Friday, October 21, 2011

2 POEMS WRITTEN IN PARIS AT THE BEGINNING OF THE WAR IN IRAQ

MARCH 2003 

Gusts of wind blow across the beach and with just one
final turn, the surf crashes against the shore.
They are crossing over now, breaking through the green waves
and white foam like flying fish glittering in the sun.
Death carries a long knife, there are shadows behind his eyes.

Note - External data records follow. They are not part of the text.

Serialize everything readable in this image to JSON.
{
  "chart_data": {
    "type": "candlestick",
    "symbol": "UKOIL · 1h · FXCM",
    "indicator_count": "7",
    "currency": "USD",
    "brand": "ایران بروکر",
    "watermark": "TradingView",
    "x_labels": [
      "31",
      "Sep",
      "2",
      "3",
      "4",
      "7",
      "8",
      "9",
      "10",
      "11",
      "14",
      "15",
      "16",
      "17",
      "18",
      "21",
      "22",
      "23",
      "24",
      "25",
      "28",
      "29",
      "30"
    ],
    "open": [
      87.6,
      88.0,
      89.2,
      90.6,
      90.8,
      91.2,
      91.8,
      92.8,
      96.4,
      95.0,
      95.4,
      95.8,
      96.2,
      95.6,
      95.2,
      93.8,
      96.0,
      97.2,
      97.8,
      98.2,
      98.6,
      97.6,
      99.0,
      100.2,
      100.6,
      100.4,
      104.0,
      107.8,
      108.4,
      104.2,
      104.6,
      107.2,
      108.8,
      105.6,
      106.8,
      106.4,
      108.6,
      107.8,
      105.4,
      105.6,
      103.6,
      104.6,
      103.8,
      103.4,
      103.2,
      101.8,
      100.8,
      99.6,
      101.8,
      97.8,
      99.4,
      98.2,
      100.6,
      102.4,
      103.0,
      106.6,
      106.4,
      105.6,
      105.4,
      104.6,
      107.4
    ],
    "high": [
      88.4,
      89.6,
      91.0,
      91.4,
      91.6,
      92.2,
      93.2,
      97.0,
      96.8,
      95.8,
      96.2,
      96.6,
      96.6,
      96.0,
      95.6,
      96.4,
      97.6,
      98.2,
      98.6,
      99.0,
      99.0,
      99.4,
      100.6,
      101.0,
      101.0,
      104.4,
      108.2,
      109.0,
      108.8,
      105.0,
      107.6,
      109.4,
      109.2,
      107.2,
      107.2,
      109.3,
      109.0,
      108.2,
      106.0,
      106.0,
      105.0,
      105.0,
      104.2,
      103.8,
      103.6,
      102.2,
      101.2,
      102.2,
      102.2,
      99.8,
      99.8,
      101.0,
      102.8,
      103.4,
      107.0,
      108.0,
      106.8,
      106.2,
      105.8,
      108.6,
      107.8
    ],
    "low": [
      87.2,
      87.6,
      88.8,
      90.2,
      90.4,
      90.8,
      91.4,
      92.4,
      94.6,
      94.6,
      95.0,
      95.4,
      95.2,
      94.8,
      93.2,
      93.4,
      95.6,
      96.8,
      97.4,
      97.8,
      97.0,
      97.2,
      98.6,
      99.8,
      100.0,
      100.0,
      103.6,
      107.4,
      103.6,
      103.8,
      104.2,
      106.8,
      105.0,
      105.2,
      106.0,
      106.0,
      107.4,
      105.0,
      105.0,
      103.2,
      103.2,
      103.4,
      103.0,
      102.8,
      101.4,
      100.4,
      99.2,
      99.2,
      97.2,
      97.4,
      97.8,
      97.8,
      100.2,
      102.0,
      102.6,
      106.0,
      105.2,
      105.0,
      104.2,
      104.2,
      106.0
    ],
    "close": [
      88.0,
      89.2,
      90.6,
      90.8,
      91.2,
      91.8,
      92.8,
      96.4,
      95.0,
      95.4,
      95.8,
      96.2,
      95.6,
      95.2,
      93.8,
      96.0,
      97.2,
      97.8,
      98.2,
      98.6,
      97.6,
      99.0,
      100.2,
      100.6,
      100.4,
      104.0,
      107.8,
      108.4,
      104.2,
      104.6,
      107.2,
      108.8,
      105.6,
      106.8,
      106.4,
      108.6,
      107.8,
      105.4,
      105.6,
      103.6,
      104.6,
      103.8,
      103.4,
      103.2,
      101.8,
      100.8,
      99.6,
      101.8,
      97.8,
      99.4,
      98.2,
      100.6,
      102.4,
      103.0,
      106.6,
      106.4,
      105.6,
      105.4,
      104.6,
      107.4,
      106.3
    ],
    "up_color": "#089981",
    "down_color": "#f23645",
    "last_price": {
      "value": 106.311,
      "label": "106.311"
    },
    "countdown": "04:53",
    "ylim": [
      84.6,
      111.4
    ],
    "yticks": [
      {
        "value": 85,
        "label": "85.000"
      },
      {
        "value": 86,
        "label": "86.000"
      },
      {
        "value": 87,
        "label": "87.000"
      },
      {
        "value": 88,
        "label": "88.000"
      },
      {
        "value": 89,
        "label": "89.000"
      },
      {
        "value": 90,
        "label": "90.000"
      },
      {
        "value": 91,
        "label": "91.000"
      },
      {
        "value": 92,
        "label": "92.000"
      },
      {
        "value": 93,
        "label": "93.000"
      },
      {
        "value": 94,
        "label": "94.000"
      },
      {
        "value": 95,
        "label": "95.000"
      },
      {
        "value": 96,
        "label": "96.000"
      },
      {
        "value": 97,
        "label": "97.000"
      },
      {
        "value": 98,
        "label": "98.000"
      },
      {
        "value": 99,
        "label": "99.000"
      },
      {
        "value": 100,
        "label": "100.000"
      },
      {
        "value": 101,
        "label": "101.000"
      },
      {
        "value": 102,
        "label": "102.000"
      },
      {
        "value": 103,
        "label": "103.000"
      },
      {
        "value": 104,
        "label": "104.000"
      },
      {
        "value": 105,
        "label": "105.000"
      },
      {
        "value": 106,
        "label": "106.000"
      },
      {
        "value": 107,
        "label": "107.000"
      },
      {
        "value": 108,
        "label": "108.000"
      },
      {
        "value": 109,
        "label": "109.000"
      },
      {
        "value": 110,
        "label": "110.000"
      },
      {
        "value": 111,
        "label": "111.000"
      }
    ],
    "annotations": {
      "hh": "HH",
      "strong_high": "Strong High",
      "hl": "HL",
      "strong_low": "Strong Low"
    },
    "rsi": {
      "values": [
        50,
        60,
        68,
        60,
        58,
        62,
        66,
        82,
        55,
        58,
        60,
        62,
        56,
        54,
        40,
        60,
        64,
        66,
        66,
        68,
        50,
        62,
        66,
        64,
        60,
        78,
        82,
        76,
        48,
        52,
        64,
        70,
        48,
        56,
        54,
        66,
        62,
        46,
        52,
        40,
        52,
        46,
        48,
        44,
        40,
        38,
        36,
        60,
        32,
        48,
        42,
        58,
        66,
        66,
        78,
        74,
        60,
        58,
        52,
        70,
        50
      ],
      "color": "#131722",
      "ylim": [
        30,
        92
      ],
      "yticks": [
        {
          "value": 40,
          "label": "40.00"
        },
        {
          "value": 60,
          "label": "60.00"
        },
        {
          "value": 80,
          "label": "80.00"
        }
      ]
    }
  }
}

The Pentagon insists that once Iraq is disarmed,
the sanctions will come to an end.
But the dead will not be paroled from their prison cells
and their severed limbs will not grow back.
Death carries a long knife, there are shadows behind his eyes.



HIGH CONDITION (RED)

Air raid sirens sound as clouds of smoke billow over Baghdad;
and so it has begun, so that even now as flowers bloom
in pink, white and violet clusters, F/A 18 Hornets take off

from dark blue strips in the Mediterranean, their engines
emitting vapor trails that drift and then vanish into the desert sky;
and even now as women in white march in Jakarta

and protesters stand outside the Houses of Parliament in London,
a mother discovers the torso of her missing child
and blue on blue fire kills another marine.







Sunday, October 9, 2011

FOR AGNES AT THE CAFÉ

She didn’t like them was all she could say.
She didn’t like poetry
in general and didn’t like my poems in particular.
But why had she been so honest?
That was what I wanted to know.
I tried to tell her that I was reaching
for something unknown,
that I wanted to float up
out of my body

and out of the room and touch the heavens;
and then I remembered a moment in a café,
weeks before, so clear to me now,
when she looked away,
a crease appearing on her forehead
as she frowned,
as if I were speaking in tongues
or skywriting
with just a finger while flying in the dark.